Thursday in the 2nd Week of Easter
Blinders for the Straight and Narrow

Readings: Acts 5:27-33; Psalm 34:2 and 9, 17-18, 19-20; John 3:31-36

Some years ago I happened to ask a senior priest of the Archdiocese to pray for me in my vocation. His reply was that I should be okay if only I remained focused. He used the analogy of a horse with blinders on. It’s kept on the straight and narrow because its eyes are only focused straight ahead. It’s never distracted by what’s happening to right or left. I remember reacting with mixed feelings to his words. I was grateful for the advice, but also not too sure if I fully agreed with him. What he said seemed to imply a desire to escape from the world. And yet surely even priests and religious need to know what is happening in the world around them. Wouldn’t blinders be a hindrance to effective ministry?

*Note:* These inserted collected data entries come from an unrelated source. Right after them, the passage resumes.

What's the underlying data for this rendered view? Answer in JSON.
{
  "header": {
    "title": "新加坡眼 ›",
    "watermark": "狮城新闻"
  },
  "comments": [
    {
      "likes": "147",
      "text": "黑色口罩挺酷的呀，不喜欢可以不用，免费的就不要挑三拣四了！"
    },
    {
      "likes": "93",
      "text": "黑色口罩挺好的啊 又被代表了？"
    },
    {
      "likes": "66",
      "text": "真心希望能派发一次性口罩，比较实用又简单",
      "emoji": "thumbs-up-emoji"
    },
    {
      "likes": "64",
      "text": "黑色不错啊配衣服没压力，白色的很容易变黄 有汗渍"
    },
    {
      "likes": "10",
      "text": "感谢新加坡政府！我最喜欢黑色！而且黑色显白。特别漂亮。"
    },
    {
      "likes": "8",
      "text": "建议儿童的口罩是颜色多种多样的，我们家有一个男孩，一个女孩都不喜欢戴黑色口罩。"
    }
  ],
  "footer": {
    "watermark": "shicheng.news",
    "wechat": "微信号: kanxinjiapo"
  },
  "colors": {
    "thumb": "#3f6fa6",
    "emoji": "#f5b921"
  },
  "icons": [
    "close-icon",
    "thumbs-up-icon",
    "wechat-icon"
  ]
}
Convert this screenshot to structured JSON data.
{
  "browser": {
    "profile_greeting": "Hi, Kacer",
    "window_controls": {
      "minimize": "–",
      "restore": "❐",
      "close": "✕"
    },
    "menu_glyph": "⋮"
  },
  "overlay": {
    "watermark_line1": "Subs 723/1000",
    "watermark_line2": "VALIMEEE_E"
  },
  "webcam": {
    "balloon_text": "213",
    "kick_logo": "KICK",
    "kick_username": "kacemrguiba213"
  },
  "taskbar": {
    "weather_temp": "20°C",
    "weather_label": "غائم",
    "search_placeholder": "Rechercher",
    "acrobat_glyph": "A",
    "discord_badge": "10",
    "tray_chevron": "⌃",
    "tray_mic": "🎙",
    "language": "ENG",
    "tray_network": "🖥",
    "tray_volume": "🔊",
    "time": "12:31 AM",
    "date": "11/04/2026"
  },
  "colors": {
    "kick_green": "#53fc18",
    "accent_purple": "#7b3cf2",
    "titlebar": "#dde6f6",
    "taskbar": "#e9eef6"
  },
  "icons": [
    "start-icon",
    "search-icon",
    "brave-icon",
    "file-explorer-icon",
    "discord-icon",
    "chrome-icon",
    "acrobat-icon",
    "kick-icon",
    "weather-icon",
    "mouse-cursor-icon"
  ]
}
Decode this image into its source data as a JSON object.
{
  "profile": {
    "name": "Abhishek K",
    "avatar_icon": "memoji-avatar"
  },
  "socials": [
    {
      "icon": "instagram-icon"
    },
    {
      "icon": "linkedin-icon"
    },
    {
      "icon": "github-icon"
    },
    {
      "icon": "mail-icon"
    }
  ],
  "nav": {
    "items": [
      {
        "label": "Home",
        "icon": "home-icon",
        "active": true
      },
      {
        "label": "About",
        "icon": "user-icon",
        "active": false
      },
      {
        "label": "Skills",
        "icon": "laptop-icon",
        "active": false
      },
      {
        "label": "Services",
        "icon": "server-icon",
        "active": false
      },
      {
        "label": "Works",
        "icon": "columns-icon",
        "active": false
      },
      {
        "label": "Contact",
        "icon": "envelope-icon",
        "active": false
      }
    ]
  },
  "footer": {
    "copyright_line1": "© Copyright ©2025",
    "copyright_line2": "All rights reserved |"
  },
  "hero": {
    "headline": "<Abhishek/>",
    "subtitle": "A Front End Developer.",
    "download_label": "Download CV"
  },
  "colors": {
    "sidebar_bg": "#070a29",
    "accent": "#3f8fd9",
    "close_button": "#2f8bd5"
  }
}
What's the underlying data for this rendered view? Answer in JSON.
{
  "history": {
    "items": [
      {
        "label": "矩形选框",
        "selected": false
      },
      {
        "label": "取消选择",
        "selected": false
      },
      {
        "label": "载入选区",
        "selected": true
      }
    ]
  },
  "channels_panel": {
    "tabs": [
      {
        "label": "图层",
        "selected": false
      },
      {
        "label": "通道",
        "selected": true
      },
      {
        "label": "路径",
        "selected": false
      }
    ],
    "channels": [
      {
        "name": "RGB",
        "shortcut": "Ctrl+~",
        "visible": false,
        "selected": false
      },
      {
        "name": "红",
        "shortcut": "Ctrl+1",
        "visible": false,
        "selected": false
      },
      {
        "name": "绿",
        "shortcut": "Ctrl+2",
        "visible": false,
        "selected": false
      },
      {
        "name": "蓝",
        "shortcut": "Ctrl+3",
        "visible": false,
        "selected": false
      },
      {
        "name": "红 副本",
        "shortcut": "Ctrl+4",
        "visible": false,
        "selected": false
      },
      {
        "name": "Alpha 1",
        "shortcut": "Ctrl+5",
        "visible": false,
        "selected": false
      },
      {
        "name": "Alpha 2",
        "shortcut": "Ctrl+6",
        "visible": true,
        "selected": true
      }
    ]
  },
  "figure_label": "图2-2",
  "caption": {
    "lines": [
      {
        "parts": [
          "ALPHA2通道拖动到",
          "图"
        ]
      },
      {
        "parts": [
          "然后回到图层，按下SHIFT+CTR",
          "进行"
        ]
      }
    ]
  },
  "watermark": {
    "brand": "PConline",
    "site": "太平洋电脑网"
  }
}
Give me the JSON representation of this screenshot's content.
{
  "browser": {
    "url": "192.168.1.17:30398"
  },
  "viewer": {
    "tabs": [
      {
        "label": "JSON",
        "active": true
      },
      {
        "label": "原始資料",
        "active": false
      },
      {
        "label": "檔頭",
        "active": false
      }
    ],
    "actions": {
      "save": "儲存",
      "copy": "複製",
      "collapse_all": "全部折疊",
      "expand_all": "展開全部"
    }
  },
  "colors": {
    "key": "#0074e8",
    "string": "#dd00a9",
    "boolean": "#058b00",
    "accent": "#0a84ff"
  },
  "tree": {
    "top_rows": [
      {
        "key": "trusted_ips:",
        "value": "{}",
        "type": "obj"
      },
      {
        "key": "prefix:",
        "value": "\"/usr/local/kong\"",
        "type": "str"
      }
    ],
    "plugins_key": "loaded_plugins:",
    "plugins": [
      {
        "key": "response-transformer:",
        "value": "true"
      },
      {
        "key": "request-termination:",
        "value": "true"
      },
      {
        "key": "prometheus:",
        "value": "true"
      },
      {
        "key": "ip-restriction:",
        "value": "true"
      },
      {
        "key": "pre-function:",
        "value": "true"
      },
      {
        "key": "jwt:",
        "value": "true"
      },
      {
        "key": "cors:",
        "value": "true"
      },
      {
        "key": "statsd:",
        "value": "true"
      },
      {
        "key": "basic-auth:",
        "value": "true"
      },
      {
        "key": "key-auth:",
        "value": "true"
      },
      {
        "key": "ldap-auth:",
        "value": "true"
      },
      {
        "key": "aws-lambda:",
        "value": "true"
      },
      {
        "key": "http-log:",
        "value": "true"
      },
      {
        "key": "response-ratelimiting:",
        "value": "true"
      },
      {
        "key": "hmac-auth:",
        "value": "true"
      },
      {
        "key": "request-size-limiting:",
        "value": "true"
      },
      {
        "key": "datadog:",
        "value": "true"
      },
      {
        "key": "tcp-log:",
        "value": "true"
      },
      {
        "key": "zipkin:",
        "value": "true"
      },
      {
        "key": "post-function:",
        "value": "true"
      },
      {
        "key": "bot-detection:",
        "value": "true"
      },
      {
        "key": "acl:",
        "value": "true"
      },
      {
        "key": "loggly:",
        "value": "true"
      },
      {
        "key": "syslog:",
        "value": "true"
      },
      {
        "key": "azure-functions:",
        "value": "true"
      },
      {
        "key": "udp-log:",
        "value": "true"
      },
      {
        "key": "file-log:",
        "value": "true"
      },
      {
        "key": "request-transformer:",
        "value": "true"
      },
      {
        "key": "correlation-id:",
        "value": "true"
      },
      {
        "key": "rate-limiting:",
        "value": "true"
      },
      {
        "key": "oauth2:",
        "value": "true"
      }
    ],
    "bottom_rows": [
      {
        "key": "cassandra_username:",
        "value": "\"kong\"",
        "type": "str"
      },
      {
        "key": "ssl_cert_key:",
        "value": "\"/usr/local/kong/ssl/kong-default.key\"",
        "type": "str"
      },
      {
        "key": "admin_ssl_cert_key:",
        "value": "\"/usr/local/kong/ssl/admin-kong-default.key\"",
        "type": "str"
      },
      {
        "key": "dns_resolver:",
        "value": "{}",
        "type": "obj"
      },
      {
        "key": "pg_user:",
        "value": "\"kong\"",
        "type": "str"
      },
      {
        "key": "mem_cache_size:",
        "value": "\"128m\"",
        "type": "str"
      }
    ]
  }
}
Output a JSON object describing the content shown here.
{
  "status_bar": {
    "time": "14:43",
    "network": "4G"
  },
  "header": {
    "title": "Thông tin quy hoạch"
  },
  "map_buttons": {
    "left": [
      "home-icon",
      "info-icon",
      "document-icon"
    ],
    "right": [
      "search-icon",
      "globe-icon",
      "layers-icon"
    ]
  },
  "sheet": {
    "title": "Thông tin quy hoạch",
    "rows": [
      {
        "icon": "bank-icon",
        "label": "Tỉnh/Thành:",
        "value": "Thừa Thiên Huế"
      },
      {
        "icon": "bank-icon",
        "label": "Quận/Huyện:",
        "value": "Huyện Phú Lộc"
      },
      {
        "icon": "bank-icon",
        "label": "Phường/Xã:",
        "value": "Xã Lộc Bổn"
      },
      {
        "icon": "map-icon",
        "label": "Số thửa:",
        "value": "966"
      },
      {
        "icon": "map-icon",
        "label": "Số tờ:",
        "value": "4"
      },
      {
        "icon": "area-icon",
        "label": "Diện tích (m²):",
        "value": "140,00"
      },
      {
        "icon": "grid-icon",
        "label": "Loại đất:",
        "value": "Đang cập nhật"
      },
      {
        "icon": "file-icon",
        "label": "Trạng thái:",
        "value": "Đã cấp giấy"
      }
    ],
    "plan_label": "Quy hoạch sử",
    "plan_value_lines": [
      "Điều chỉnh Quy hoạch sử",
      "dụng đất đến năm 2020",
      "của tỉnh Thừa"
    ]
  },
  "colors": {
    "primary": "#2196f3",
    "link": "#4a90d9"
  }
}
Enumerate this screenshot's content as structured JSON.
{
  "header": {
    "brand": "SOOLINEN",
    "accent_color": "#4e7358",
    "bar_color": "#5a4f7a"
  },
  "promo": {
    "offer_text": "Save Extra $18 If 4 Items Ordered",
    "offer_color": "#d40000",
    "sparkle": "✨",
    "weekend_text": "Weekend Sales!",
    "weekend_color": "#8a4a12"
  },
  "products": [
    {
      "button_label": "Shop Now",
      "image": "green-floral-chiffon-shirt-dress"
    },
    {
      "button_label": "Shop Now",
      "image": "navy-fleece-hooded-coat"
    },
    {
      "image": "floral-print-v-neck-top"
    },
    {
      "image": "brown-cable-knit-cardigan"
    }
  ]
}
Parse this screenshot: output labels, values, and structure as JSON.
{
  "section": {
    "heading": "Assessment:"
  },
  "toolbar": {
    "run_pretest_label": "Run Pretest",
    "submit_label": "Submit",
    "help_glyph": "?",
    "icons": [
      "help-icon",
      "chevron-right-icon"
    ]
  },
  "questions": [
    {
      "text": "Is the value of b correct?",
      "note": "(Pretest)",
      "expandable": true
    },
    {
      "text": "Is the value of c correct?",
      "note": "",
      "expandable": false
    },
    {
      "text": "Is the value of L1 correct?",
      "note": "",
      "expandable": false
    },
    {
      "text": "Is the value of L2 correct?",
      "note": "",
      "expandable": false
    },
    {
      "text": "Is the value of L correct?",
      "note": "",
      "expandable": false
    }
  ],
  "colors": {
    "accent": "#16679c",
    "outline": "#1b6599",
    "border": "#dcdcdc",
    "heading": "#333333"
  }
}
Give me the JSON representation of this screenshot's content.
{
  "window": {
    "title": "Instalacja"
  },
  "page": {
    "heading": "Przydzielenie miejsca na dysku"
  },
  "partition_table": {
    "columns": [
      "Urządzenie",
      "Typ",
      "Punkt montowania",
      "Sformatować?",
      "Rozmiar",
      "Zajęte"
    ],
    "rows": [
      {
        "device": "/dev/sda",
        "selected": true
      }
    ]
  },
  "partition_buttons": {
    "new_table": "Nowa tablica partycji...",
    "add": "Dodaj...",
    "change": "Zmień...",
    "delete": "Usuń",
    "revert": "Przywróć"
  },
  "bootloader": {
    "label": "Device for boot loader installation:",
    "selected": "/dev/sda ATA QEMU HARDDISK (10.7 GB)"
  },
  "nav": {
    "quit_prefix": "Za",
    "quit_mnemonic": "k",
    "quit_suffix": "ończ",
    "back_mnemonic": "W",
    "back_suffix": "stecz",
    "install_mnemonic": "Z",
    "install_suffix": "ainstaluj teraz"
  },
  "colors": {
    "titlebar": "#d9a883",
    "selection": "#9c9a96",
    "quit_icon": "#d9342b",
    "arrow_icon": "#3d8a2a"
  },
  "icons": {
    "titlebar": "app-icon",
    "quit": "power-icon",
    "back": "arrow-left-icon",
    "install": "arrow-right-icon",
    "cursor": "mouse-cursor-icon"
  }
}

Several years hence, I’m beginning to see the wisdom of his words when properly understood. Perhaps what he was saying was not so much that one should ignore what is happening in the world, but that one should strive to do what we hear Jesus and the apostles doing in the readings of today. Amidst the considerable distractions around them, they remain ever steadfast in their calling. When under immense pressure to give up preaching about the resurrection, the apostles give voice to their deepest conviction: obedience to God comes before obedience to men… In this they are merely following in the footsteps of Christ their Lord and Master who, as we are told by John the Baptist today, bears witness to the things he has seen and heard, even if his testimony is not accepted. As Jesus did before them, the apostles are able to do this because they continually keep before them the primary motivation for what they say and do. Their eyes are focused on their Crucified and Risen Lord, ever ready to hear and to carry out his bidding. And they are empowered to do this by the Holy Spirit whom God has given to those who obey him.

And isn’t it also true that one doesn’t need to be a priest or a religious to experience being pressured to stray from the straight and narrow? Of course, our individualistic, materialistic and consumeristic culture is an obvious source of distractions. But isn’t it also true that sometimes distractions and subtle pressures may come from the most unlikely of sources – sometimes even from those closest to us, those whose views we respect, those whose affection we treasure? Isn’t it true that such distractions might even be motivated by the best of intentions? And yet, in our moments of clarity, we may see that they are somehow competing with God for that privileged place on the throne of our hearts.

If and when we find ourselves in that position, the prayer of the psalmist offers some measure of comfort and guidance. The Lord turns his eyes to the just and his ears to their appeal… Many are the trials of the just man but from them all the Lord will rescue him.

What are our distractions? How focused are we?